Legal Options to Protect Your Assets

By David E. Inabinett, Brinkley Walser, PLLC

Whether you have a limited number of assets or are very wealthy, most people want to have a say about what will happen to those assets after their death. If you die without a last will and testament in North Carolina, the distribution of any assets remaining after payment of your debts will be decided by the courts. This may lead to those assets being given to someone you would not normally choose. Having a will in place outlines your wishes for the distribution of your property. Once filed with the court after your death, this document becomes your voice during the probate process. For those with limited assets and simple estates, a will may be sufficient.

If, however, you wish to avoid the probate process or any number of other situations exist, a will alone may not be the best choice. If your assets have grown significantly, there is a family business to consider, there is a divorce situation, you have a special needs dependent, there are questions about Medicaid eligibility, or you own significant art, jewelry or collectibles, you may wish to review other asset protection options with an estate planning attorney. Here are some commonly asked questions:

What is the exemption amount on an estate?

The current (2014) estate tax exemption is $5.34 million per individual (double that if you are married). Estates under these thresholds are not subject to federal estate tax as long as a federal Form 706 is filed within nine months of the individual’s death.

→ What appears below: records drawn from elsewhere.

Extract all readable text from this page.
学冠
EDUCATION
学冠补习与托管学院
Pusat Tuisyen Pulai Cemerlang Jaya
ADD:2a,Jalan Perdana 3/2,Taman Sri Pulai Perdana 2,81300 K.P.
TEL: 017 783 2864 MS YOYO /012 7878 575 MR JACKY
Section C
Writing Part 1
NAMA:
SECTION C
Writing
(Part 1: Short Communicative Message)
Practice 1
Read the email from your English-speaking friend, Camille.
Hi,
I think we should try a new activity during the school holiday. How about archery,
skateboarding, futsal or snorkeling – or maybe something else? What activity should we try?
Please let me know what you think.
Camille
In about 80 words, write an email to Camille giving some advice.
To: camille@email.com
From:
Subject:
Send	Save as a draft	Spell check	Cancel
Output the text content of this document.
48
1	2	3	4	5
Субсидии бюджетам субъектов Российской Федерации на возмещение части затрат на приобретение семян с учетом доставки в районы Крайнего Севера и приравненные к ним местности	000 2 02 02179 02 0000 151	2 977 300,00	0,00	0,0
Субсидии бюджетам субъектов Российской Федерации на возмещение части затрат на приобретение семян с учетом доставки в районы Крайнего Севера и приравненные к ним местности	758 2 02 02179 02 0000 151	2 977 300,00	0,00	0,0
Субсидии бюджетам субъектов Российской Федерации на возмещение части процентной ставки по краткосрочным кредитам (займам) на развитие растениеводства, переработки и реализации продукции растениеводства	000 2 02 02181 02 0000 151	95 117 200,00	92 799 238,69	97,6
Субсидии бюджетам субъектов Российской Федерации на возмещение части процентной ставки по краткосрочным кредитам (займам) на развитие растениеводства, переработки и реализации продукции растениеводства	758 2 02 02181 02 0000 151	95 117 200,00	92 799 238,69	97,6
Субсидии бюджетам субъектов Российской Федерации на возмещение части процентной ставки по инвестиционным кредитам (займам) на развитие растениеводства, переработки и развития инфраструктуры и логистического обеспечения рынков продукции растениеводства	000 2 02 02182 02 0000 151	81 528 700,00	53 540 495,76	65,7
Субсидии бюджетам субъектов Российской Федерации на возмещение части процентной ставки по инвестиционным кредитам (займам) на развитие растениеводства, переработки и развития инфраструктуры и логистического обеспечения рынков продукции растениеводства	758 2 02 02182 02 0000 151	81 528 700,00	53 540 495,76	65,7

Do all estates have to go through Probate?

Not necessarily. In a situation where the deceased does not have a will or has only a basic will outlining his or her wishes, the estate will generally go through probate. Essentially the will is filed with the court, becoming a matter of public record, and the process of identifying all assets and liabilities begins. Creditors have a limited time to file claims or lose their right to payment. Once all debts are paid, the remaining assets in the estate are distributed based on the terms of the will. This process can be time consuming and expensive.
There are techniques that allow an individual to structure his or her assets such that when he or she dies, the probate process is unnecessary. This includes setting up certain types of trusts while you are still alive.

How do I protect a child with substance abuse issues?

Many families have loved ones who might be incapable of managing any inheritance left to them upon the death of a parent or other relative. This includes individuals with substance abuse issues, money management issues, mental illness or those with special needs. Leaving assets in trust for these individuals upon your death and naming a trustee to manage the trust fund can protect your beneficiaries and ensure funds are available for their future care.

How can I shelter my assets from expensive nursing home costs, especially if my spouse will continue to live in our marital home and require support?

The basic rule is that you are not eligible for Medicaid coverage for long-term nursing care until you have exhausted all but $2,000 of your assets. That said, there are many caveats to that rule. A portion of assets may be excluded under the community spouse resource allowance so that the spouse of the person needing care will continue to have assets to cover his or her own living expenses and care. This number changes on a regular basis, but it is still not much money when you consider the cost of living and the possibility your spouse may also need nursing care in the future.

An irrevocable trust is one tool available to protect your assets from possible nursing home costs or other liabilities. Such a trust can also protect assets in the event your spouse remarries after your death and ensures your assets are distributed based on your wishes and do not end up distributed to family members of your spouse’s new husband (or wife).

Each family situation is different, and estate planning choices may depend on the types of assets and liabilities owned/owed, who the beneficiaries will be, whether those beneficiaries are on good terms or might dispute the terms of your will, if you own a business, etc. I recommend everyone speak to an estate planning attorney to ensure you have chosen the best estate planning tools for your specific situation. Once those tools are in place, remember to update your plan with any life changes (divorce, birth of a child, death of a spouse, etc.) and review the plan every two to three years.